Compliant Products, that is, software products that comply to OGC's OpenGIS® Specifications. When a product has been tested and certified as compliant through the OGC Testing Program, the product is automatically registered as "compliant" on this site.
Implementing Products, that is, software products that implement OpenGIS Specifications but have not yet passed a compliance test. (Compliance tests are not available for all specifications.) Developers can register their products as implementing draft or approved specifications. (OGC reserves the right to review and verify each entry.)
Through a function known as visualization, a GIS can be used to produce images - not just maps, but drawings, animations, and other cartographic products. These images allow researchers to view their subjects in ways that literally never have been seen before. The images often are equally helpful in conveying the technical concepts of GIS study-subjects to non-scientists.
As an example, the changes in vegetation vigor through a growing season can be animated to determine when drought was most extensive in a particular region. The resulting graphic, known as a normalized vegetation index, represents a rough measure of plant health. Working with two variables over time would then allow researchers to detect regional differences in the lag between a decline in rainfall and its effect on vegetation.
GIS technology and the availability of digital data on regional and global scales enable such analyses. The satellite sensor output used to generate a vegetation graphic is produced by the Advanced Very High Resolution Radiometer (AVHRR). This sensor system detects the amounts of energy reflected from the Earth's surface across various bands of the spectrum for surface areas of about 1 square kilometer. The satellite sensor produces images of a particular location on the Earth twice a day. AVHRR is only one of many sensor systems used for Earth surface analysis. More sensors will follow, generating ever greater amounts of data.

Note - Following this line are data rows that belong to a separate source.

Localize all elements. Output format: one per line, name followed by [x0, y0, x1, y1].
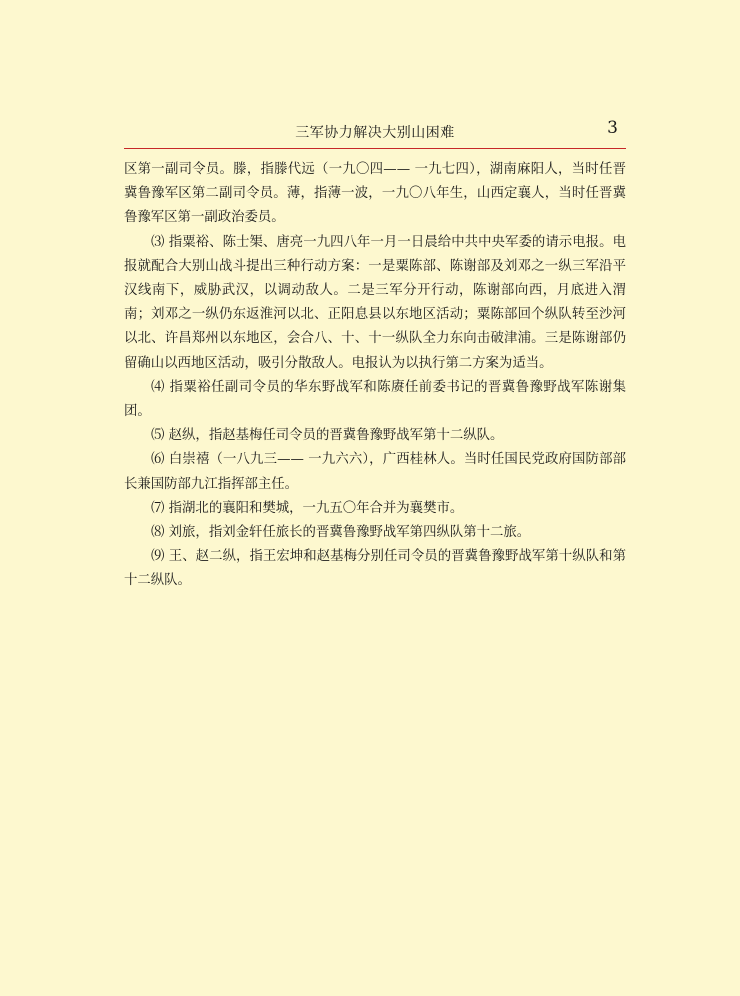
note-4: ⑷ 指粟裕任副司令员的华东野战军和陈赓任前委书记的晋冀鲁豫野战军陈谢集团。 — [124, 379, 626, 420]
note-3: ⑶ 指粟裕、陈士榘、唐亮一九四八年一月一日晨给中共中央军委的请示电报。电报就配合大别山战斗提出三种行动方案：一是粟陈部、陈谢部及刘邓之一纵三军沿平汉线南下，威胁武汉，以调动敌人。二是三军分开行动，陈谢部向西，月底进入渭南；刘邓之一纵仍东返淮河以北、正阳息县以东地区活动；粟陈部回个纵队转至沙河以北、许昌郑州以东地区，会合八、十、十一纵队全力东向击破津浦。三是陈谢部仍留确山以西地区活动，吸引分散敌人。电报认为以执行第二方案为适当。 — [124, 234, 626, 371]
page-number: 3 — [607, 118, 618, 138]
note-9: ⑼ 王、赵二纵，指王宏坤和赵基梅分别任司令员的晋冀鲁豫野战军第十纵队和第十二纵队。 — [124, 549, 626, 589]
notes-body — [124, 158, 626, 594]
note-7: ⑺ 指湖北的襄阳和樊城，一九五〇年合并为襄樊市。 — [151, 500, 464, 516]
running-header — [124, 118, 626, 146]
note-6: ⑹ 白崇禧（一八九三—— 一九六六），广西桂林人。当时任国民党政府国防部部长兼国防部九江指挥部主任。 — [124, 452, 626, 492]
header-rule — [124, 148, 626, 149]
header-title: 三军协力解决大别山困难 — [295, 125, 455, 141]
note-5: ⑸ 赵纵，指赵基梅任司令员的晋冀鲁豫野战军第十二纵队。 — [151, 428, 504, 444]
note-continuation: 区第一副司令员。滕，指滕代远（一九〇四—— 一九七四），湖南麻阳人，当时任晋冀鲁豫军区第二副司令员。薄，指薄一波，一九〇八年生，山西定襄人，当时任晋冀鲁豫军区第一副政治委员。 — [124, 162, 626, 226]
note-8: ⑻ 刘旅，指刘金轩任旅长的晋冀鲁豫野战军第四纵队第十二旅。 — [151, 525, 531, 541]
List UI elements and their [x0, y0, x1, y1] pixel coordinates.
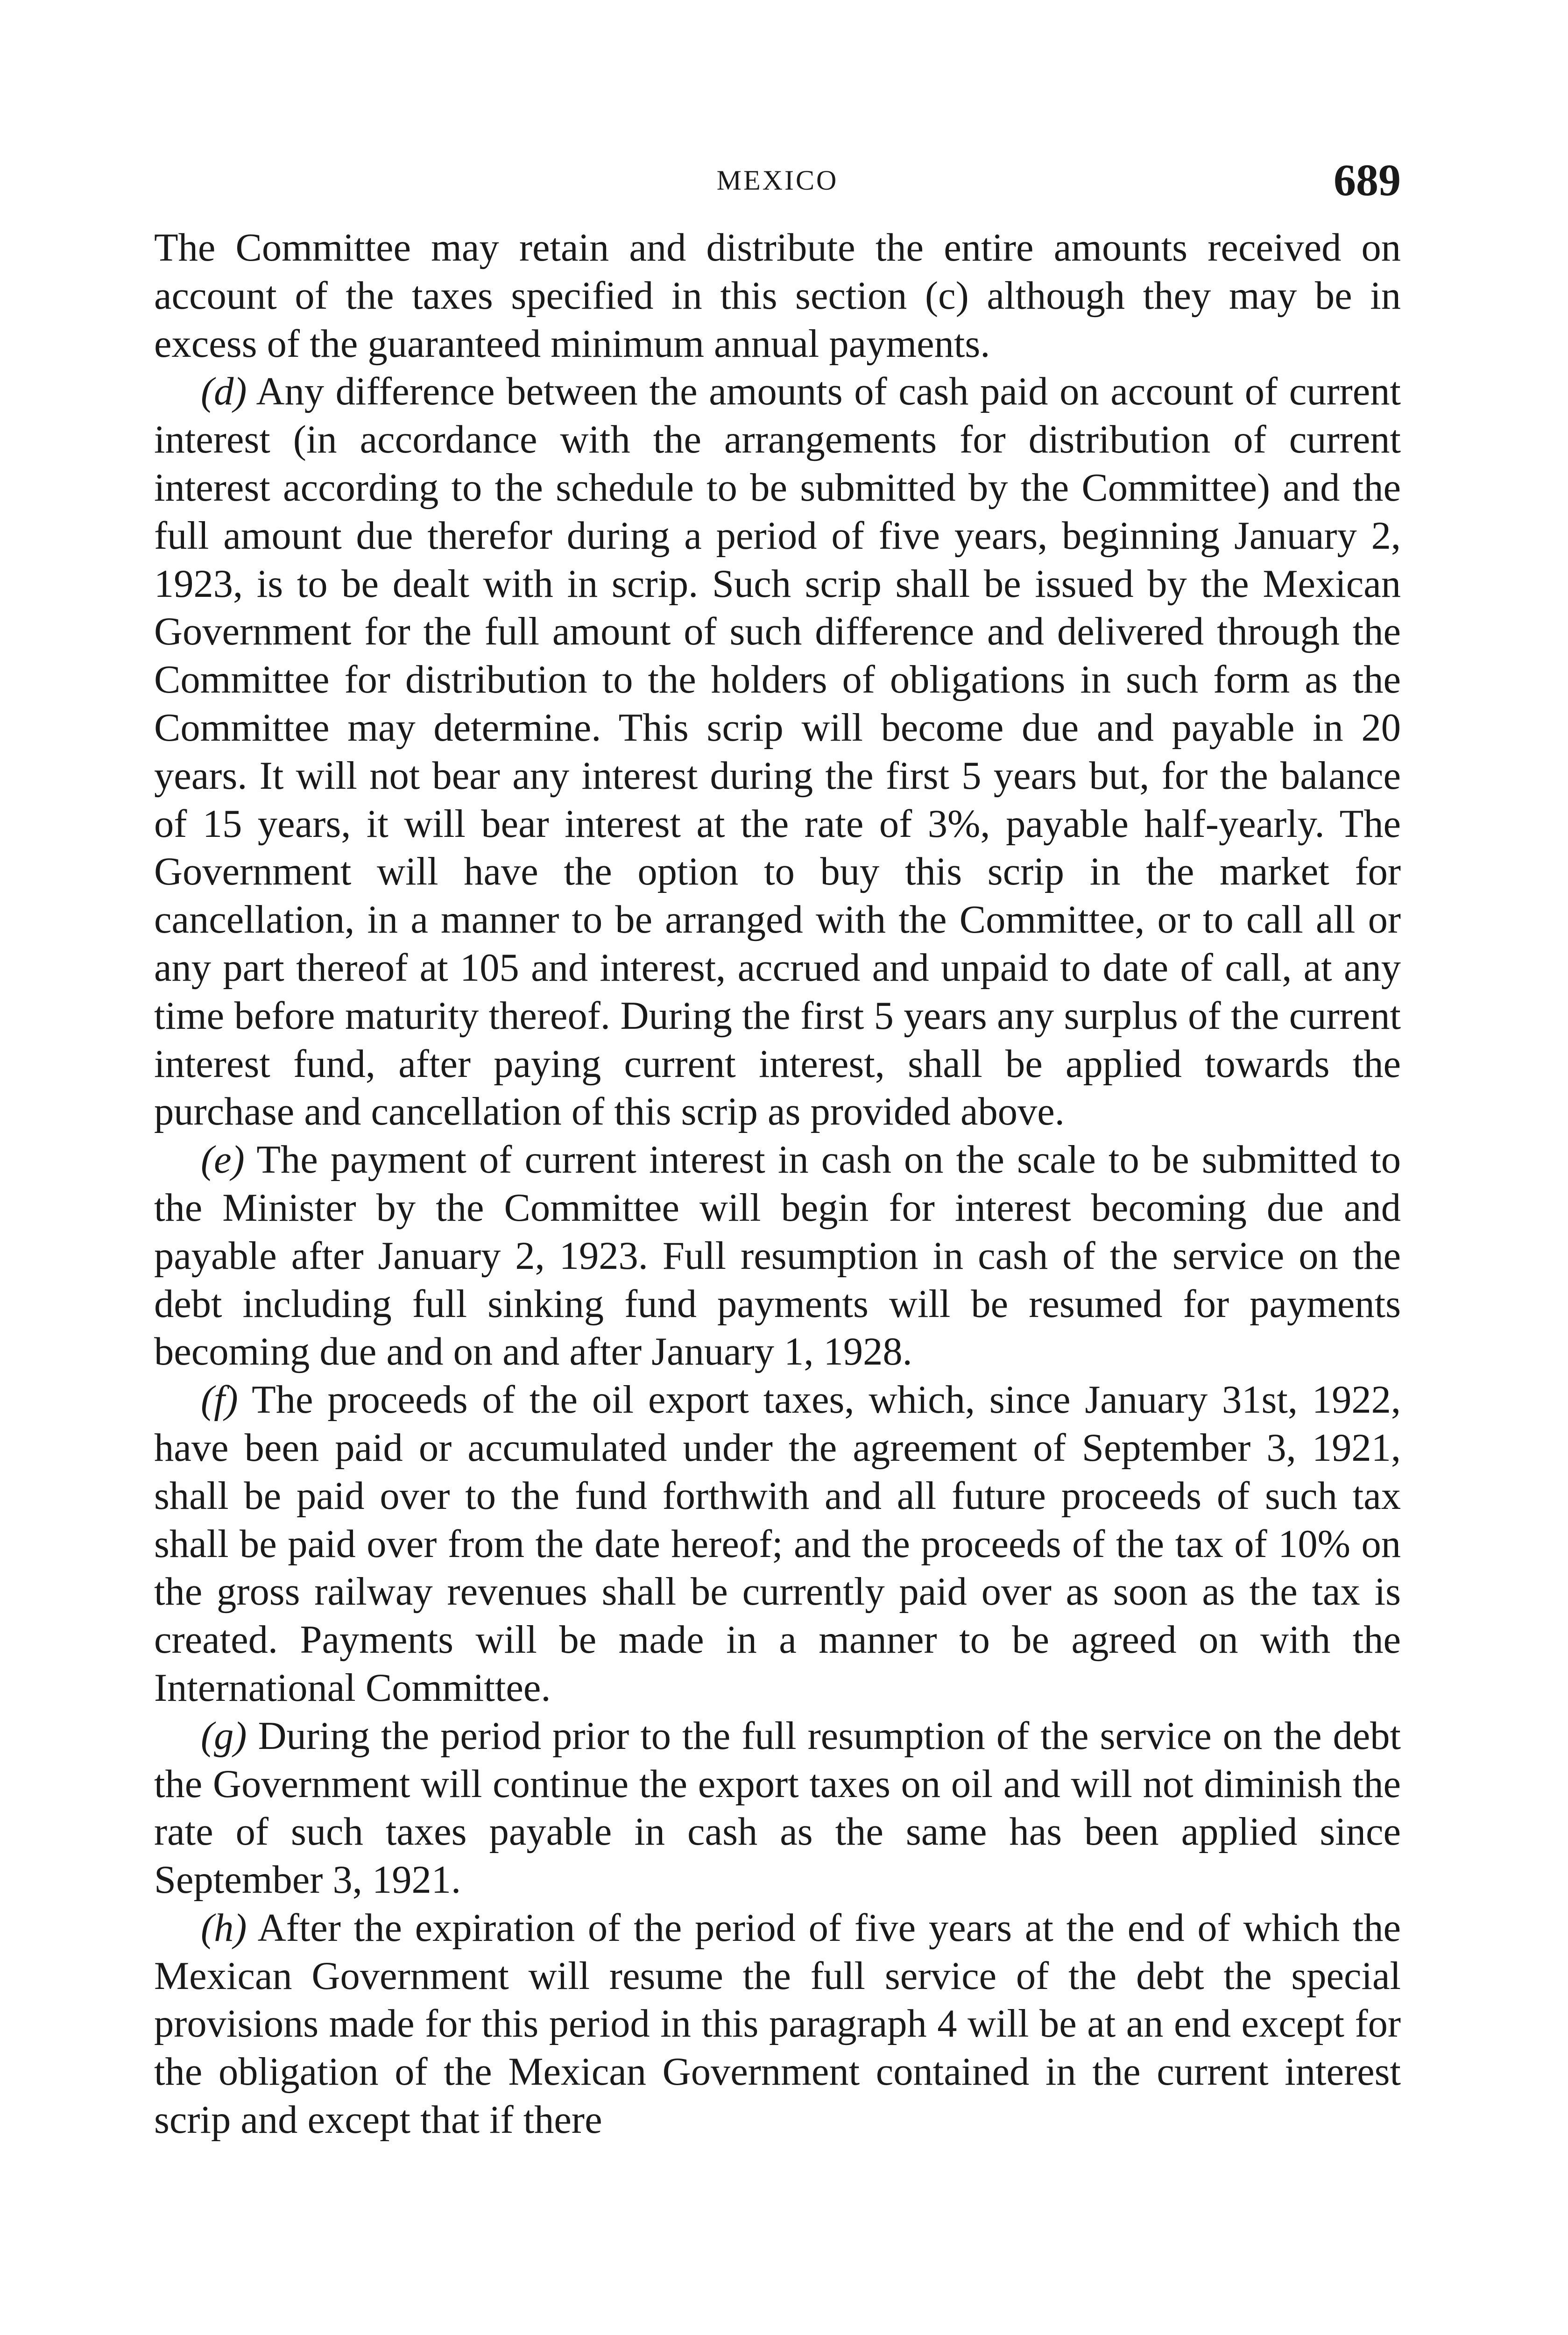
paragraph-text: During the period prior to the full resumption of the service on the debt the Government will continue the export taxes on oil and will not diminish the rate of such taxes payable in cash as the same has been applied since September 3, 1921.	[154, 1714, 1401, 1902]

GIS and related technology will help greatly in the management and analysis of these large volumes of data, allowing for better understanding of terrestrial processes and better management of human activities to maintain world economic vitality and environmental quality.
In addition to the integration of time in environmental studies, GIS is also being explored for its ability to track and model the progress of humans throughout their daily routines. A concrete example of progress in this area is the recent release of time-specific population data by the US Census. In this data set, the populations of cities are shown for daytime and evening hours highlighting the pattern of concentration and dispersion generated by North American commuting patterns. The manipulation and generation of data required to produce this data would not have been possible without GIS.